Sadly, 147 did not reach Beamish completely unscathed – a few of its quarter light glasses were damaged in transit after a close encounter with some tree branches – but otherwise the tram is alive and well despite its epic journey! Unusually, it was unloaded at the tram stop nearest to the Museum Entrance before being towed to the depot by Sunderland 16. There no time was wasted in removing the broken glass for repair and preparing the tram for service, with a general commissioning exam being undertaken. The trolleybase was reassembled and a spare trolley pole with carbon skate prepared for fitting, whilst the car’s lifeguards were put back in place. It is hoped to complete the commissioning process on Thursday so that the tram can run for testing and crew training purposes on Friday 4th March, to hopefully allow it to debut in public service at Beamish for the weekend’s ‘Power from the Past’ event.
It had been expected that this would weekend also witness the launch of Sheffield 264, but sadly it will not be ready as although the actual restoration is complete, the painting remains unfinished. Work will continue over the next week or so and the tram should be visible inside the depot at the event, with a launch date to be announced shortly.
Blackpool 31 was loaded up onto the same lorry that had brought 147 to Beamish, with Sunderland 16 again helping out by pushing the tram towards the ramp onto the low loader. Happily 31 had a much less eventful journey and by the end of the afternoon, it was safely in Blackpool.
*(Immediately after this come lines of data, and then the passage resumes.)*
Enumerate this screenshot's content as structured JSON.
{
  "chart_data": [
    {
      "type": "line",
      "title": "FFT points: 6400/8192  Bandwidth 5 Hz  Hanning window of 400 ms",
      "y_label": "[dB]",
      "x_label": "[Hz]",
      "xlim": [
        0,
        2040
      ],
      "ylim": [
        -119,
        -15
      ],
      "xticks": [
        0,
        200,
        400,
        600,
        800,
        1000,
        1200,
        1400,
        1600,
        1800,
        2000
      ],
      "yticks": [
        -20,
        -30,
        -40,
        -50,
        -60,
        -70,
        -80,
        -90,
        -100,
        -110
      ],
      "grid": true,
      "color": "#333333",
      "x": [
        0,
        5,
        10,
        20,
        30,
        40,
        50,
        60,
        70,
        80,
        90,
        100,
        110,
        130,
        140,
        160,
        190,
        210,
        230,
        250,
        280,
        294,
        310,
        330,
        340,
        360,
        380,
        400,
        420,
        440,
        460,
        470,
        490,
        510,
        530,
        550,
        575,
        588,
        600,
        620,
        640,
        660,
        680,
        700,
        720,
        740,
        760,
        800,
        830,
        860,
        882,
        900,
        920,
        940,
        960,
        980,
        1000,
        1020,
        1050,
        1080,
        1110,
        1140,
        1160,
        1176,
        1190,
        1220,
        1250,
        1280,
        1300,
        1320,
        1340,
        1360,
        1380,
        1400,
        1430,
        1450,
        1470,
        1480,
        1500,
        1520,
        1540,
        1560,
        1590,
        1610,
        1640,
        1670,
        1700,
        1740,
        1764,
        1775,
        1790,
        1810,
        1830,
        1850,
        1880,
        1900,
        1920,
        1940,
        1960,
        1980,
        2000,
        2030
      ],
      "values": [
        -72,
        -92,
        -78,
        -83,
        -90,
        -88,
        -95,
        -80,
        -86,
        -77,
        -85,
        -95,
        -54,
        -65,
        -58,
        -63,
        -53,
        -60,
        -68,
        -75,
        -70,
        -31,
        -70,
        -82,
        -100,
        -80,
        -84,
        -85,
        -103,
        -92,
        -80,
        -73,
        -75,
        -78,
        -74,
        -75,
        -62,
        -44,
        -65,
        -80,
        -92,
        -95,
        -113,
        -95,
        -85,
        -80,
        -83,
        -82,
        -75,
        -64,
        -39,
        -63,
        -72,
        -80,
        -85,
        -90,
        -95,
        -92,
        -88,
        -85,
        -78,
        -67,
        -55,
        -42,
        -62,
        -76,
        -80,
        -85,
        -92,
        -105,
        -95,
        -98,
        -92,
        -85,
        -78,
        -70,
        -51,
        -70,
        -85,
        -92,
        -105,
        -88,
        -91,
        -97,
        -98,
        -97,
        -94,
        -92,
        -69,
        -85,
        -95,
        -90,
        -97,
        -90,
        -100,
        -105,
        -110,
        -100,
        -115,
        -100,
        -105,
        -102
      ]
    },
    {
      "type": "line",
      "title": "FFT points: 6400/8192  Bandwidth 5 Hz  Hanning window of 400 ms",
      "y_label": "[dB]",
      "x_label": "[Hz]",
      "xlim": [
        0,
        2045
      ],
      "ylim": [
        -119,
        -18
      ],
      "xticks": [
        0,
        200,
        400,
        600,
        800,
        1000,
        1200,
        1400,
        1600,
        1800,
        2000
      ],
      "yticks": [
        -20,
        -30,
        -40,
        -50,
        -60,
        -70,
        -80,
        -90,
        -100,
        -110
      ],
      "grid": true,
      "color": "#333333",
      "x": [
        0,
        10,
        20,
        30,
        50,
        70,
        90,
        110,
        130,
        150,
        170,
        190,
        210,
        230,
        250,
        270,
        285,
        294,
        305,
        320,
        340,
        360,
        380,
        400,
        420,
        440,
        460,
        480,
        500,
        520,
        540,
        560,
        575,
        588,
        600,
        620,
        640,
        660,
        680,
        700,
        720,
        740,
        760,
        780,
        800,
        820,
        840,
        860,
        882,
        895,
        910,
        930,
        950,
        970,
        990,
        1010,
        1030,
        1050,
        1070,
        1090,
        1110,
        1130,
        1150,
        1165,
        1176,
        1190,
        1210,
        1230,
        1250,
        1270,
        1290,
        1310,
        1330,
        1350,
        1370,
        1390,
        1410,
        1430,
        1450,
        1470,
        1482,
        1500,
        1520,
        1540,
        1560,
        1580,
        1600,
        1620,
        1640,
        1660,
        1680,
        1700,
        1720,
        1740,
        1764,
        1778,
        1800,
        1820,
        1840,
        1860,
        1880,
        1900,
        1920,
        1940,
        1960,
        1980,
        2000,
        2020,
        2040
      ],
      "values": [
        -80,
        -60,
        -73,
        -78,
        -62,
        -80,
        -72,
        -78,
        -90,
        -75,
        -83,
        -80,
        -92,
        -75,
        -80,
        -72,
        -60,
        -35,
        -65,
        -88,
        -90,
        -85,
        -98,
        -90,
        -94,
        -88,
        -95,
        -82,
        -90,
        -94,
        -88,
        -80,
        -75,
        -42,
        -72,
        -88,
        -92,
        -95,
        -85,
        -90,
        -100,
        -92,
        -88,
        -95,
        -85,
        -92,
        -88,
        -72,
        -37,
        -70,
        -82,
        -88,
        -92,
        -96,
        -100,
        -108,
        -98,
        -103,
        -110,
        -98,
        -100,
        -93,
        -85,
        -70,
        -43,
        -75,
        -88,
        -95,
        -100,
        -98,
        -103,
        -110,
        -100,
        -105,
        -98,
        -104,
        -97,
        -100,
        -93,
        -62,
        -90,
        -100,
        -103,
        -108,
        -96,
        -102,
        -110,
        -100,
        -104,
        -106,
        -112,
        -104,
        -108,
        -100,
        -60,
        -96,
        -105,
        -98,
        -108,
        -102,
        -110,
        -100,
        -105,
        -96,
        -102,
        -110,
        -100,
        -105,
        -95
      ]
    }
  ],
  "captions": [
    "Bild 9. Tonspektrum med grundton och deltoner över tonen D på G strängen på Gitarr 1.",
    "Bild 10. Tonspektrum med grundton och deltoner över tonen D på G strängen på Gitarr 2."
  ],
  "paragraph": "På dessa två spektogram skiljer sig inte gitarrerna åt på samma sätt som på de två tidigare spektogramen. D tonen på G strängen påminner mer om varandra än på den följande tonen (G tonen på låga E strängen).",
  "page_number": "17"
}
The tram was quickly unloaded and placed inside the Electrical Compound, which has become quite the meeting place for recently repatriated tramcars of late!
Once again, our thanks go to all involved in making this temporary swap of trams possible, and we look forward to sampling both 31 at Blackpool and 147 at Beamish in the near future! Full credit should also be given to Calkeld’s Heavy Haulage who carried out both moves with great professionalism and who ensured that these were carried out as smoothly as possible.